Unterdessen sitzen wir beim Mittagessen in einem Restaurant am Hafen. Daniel, der in der Nähe von Estavayer ein kleines Haus am See besitzt, erzählt vom Juli 2021, als der Pegel im Neuenburgersee wegen des Hochwassers auf der Aare und des Rückflusses durch den Zihlkanal mit 430,57 Metern den seit der Juragewässerkorrektion höchsten je gemessenen Stand erreicht hatte. Der Schaden sei gross gewesen, vor allem als Folge des Treibholzes, das durch die Wellen auf dem See die Wände seines Hauses richtiggehend zertrümmert habe. Aber er wisse sehr wohl, dass ohne Juragewässerkorrektion an jener Stelle keine Häuser stehen würden.
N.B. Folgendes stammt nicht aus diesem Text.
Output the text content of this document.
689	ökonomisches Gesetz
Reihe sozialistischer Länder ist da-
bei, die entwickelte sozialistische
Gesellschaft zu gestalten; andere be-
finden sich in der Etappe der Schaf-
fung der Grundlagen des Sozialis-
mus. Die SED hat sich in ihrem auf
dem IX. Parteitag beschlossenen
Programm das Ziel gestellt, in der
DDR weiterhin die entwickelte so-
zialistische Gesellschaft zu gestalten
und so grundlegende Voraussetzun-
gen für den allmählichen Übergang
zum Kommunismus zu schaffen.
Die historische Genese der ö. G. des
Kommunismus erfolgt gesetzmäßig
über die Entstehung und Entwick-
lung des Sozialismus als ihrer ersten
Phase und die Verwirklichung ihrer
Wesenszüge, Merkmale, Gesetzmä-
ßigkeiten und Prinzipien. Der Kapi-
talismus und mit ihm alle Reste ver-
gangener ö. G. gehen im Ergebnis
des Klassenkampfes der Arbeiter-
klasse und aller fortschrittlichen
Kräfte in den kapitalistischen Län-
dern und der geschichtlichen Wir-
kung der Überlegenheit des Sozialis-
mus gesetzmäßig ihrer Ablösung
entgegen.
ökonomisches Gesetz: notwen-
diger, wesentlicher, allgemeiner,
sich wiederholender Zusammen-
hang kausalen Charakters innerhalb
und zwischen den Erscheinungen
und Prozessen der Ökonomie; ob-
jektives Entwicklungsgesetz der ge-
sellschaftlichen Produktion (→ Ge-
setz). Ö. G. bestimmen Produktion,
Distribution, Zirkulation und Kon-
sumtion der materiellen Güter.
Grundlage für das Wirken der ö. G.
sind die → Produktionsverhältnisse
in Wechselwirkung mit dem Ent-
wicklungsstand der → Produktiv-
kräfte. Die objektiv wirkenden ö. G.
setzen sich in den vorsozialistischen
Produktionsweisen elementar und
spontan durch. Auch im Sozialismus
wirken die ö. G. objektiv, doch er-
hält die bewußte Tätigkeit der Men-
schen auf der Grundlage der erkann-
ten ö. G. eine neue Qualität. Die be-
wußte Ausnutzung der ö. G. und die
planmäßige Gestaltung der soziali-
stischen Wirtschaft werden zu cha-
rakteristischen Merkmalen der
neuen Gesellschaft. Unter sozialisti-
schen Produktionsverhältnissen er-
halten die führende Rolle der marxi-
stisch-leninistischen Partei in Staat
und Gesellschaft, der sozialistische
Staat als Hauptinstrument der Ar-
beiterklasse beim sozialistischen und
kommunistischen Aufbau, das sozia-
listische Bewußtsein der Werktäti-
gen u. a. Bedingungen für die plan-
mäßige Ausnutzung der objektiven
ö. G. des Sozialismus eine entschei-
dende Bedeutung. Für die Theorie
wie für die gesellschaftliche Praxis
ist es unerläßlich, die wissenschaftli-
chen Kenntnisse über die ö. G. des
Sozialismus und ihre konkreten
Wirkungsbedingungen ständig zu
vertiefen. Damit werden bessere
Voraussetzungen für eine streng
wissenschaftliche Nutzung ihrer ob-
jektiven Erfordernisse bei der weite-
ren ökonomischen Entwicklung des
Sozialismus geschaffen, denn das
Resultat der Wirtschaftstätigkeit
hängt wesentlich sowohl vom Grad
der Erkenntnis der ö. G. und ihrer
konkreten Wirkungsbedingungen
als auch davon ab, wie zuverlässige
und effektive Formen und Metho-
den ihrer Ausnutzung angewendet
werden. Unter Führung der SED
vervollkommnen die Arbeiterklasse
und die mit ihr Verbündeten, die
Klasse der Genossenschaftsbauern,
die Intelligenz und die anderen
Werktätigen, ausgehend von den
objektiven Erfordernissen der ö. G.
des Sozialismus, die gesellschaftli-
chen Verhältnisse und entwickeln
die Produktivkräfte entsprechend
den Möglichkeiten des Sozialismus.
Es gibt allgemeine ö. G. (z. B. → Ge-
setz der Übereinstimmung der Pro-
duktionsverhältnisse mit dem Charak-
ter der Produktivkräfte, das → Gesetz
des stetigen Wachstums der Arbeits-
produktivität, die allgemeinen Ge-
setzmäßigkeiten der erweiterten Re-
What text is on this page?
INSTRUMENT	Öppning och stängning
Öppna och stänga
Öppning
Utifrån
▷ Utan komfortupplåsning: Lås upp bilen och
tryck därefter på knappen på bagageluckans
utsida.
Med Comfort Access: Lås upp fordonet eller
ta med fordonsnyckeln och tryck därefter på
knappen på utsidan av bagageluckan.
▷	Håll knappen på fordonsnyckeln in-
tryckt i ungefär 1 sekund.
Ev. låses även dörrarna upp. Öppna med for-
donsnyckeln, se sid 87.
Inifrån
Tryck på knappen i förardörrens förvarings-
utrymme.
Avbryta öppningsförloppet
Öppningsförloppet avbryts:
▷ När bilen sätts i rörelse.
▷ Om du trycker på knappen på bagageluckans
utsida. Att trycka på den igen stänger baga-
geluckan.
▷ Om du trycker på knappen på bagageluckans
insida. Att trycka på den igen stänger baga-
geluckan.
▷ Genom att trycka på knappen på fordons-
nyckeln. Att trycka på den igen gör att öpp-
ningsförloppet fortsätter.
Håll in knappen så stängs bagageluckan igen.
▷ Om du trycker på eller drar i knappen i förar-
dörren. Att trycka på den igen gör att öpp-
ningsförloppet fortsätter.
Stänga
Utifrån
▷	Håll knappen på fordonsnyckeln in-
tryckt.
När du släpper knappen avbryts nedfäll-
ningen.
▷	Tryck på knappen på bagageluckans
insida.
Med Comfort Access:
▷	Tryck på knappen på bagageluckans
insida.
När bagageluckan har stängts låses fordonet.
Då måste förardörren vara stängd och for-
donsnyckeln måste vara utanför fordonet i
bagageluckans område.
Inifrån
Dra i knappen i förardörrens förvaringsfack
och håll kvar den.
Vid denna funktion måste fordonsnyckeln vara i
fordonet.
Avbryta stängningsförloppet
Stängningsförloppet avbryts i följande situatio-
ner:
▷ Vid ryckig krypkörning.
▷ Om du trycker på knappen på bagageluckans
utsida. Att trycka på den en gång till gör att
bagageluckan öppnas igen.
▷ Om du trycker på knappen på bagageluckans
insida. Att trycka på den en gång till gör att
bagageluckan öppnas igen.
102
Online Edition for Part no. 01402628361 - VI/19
Übrigens rufen seit ein paar Jahren die Gemüsebauern im Grossen Moos nach der dritten Juragewässerkorrektion, weil sich ihr Land aufgrund der sauerstoffbedingten Zersetzung des Bodens in den vergangenen sechzig Jahren um vier Meter gesenkt hat. Das erinnert uns daran, dass alles, was der Mensch vollbringt, immer nur ein temporärer Erfolg sein kann. Die Zeit aber gehört der Natur und ihren eigenen Gesetzen.